By the time they built the taller building in 1928, the organic abstractions of Sullivan’s style had fallen out of favor. They really weren’t that popular to begin with, to be honest; we love the Sullivan-inspired work today, but it’s rare, and you suspect it struck too many people as a bit ... weird.
So the new building was designed in the safe, sober classical style. It took its cues from an era two millennia past. And it was the latest thing.
A hint of the Grain Exchange’s interior can be seen here:
The windows of the trading room. The Library of Congress has a few from the inside; you can line up the windows to see what was where.
But one couldn’t trade grain all day; you needed to eat. A selection of small, unimpressive restaurants occupied the small, unimpressive building on the corner:
Richard’s, and a cafeteria named “424 Cafeteria.” But then there was a place that was the source of more merriment than its shopworn front suggested.
It’s the Little Wagon. As in “he fell off the.” It used to be the Star Tribune’s watering hole, back in the time when journalists would put away a few at lunch time. As the Strib’s Neal St. Anthony wrote when its last incarnation closed in 2007:
“A downtown Minneapolis bar and grill since the Great Depression, the Wagon boasts generations of sometimes-listing patrons -- cops, printers, lawyers, judges, politicians, orchestra conductors, bankers, brokers, grain traders, musicians, artists, scribes and others.”
This is a genuine glimpse into bygone Minneapolis:
“In 1983, Mayor Don Fraser cut the ribbon at a ceremony for the new first-floor bathrooms at the Wagon. Downtown Minneapolis was hungry for any investment in those days.
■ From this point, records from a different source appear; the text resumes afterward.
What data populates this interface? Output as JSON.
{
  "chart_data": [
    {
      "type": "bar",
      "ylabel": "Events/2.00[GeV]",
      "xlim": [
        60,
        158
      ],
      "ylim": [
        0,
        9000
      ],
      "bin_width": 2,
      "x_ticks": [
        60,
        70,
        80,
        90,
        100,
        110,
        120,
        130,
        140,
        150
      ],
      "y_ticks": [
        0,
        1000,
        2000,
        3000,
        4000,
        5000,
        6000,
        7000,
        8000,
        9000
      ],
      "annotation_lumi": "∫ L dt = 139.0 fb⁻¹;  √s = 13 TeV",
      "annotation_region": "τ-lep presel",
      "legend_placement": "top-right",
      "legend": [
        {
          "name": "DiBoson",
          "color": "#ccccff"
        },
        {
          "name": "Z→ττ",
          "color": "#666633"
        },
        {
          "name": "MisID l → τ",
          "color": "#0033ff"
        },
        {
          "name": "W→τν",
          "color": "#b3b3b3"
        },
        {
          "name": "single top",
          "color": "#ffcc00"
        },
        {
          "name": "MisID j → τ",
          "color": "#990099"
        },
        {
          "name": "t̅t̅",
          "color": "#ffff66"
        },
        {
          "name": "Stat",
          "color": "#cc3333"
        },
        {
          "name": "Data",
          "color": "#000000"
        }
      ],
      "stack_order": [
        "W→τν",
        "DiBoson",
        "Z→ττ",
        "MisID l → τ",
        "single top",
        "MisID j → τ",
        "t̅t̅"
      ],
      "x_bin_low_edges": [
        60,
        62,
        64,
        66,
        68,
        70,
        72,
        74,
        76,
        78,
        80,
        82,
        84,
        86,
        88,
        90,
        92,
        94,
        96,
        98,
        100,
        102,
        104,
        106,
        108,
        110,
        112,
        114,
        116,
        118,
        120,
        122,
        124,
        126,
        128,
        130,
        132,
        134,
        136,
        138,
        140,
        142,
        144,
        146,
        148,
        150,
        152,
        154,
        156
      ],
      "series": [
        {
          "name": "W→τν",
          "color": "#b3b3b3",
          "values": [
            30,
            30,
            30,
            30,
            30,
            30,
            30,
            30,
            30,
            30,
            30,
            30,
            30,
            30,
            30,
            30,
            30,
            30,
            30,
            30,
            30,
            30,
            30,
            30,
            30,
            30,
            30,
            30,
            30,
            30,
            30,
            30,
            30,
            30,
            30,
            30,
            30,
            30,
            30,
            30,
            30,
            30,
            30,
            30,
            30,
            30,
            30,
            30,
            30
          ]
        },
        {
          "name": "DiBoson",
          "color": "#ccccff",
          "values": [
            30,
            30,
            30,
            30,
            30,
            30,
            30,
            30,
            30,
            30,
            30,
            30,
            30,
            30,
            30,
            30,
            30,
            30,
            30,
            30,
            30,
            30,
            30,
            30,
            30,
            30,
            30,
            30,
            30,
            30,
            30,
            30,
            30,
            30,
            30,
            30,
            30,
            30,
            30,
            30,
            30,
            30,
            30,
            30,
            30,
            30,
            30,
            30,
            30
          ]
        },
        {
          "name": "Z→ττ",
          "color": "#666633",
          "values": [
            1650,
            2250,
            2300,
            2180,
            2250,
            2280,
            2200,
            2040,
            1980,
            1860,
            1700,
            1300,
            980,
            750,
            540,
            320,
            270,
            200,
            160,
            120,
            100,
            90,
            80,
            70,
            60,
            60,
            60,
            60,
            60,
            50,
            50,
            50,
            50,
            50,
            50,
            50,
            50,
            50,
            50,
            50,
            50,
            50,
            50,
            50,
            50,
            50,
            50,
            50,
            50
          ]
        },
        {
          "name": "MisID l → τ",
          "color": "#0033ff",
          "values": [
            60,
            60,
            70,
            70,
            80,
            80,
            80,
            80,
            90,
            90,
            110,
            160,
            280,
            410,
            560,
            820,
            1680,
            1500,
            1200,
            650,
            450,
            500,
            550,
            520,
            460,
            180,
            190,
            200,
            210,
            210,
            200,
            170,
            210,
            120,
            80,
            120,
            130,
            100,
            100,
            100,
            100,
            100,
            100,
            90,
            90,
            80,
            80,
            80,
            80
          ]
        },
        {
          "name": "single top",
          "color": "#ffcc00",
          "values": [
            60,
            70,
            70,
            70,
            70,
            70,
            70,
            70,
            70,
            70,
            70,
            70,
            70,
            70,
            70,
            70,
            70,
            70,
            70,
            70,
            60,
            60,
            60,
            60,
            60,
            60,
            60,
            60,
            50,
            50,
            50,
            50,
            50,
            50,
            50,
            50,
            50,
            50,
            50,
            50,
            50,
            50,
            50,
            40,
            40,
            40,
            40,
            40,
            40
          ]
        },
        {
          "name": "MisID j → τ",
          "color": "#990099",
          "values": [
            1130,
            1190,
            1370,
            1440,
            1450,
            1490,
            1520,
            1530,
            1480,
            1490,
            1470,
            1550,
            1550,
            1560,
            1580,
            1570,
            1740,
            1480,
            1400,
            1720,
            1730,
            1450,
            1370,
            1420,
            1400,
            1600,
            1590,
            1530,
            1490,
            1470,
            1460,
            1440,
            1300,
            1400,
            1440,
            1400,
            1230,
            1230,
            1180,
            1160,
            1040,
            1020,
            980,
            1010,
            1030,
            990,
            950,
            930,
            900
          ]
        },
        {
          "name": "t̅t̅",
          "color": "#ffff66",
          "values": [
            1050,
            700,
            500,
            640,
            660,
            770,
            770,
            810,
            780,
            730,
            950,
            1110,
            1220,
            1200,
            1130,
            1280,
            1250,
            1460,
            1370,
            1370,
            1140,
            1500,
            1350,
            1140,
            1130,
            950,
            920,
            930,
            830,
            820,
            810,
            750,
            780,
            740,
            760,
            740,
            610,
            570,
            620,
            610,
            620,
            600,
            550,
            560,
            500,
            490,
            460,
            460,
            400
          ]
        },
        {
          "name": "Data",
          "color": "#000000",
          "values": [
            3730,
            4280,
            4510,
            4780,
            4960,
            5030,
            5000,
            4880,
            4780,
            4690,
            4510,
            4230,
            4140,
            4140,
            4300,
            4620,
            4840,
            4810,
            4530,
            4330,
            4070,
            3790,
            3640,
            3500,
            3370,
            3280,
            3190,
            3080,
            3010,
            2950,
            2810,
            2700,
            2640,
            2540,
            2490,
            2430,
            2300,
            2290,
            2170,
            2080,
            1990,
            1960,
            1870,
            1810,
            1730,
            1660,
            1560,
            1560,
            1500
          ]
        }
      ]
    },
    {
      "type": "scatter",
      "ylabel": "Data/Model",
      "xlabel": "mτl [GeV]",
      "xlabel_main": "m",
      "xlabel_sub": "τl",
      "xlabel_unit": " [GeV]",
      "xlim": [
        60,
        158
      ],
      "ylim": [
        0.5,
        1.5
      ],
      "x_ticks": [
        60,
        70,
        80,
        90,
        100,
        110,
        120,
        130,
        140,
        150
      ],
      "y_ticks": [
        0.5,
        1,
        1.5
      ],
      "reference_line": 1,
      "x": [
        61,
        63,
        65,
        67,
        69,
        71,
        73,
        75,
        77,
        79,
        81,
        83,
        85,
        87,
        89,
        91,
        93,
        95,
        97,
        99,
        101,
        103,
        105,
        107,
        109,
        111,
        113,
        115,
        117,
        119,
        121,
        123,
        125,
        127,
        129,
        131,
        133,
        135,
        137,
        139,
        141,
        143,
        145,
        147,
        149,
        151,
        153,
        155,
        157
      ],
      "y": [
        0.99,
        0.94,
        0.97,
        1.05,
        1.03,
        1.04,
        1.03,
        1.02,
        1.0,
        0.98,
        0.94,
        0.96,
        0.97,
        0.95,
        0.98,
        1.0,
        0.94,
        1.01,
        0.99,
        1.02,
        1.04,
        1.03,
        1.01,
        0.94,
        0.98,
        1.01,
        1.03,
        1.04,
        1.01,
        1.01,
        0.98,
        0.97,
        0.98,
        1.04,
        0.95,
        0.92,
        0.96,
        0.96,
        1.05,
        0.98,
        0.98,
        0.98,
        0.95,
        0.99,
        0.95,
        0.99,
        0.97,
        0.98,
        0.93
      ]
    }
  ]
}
As a practical matter, customers were happy that they no longer had to risk falling down the rickety steps leading to the old, dank, far-too-aromatic basement bathrooms.”
Those were the days. The block was torn down in 1992 for the Jerry Haaf parking ramp, named after a murdered cop. The Wagon reopened on the ground floor of the ramp, but of course it wasn’t the same; it’s been gone for years.
But the rest of the block looks the same. We may lament the loss of the smaller, human-scaled buildings, but c’mon: it was a dump. The Haaf ramp is one of the better-looking parking ramps downtown, and it's on the skyway thread through the block to the new Wells Fargo tower, overlooking the new park, en route to the new stadium. It’s a world the Wagon habitués would have been stunned to see in 1967 -- to say nothing of the Grain Exchange traders from 1917.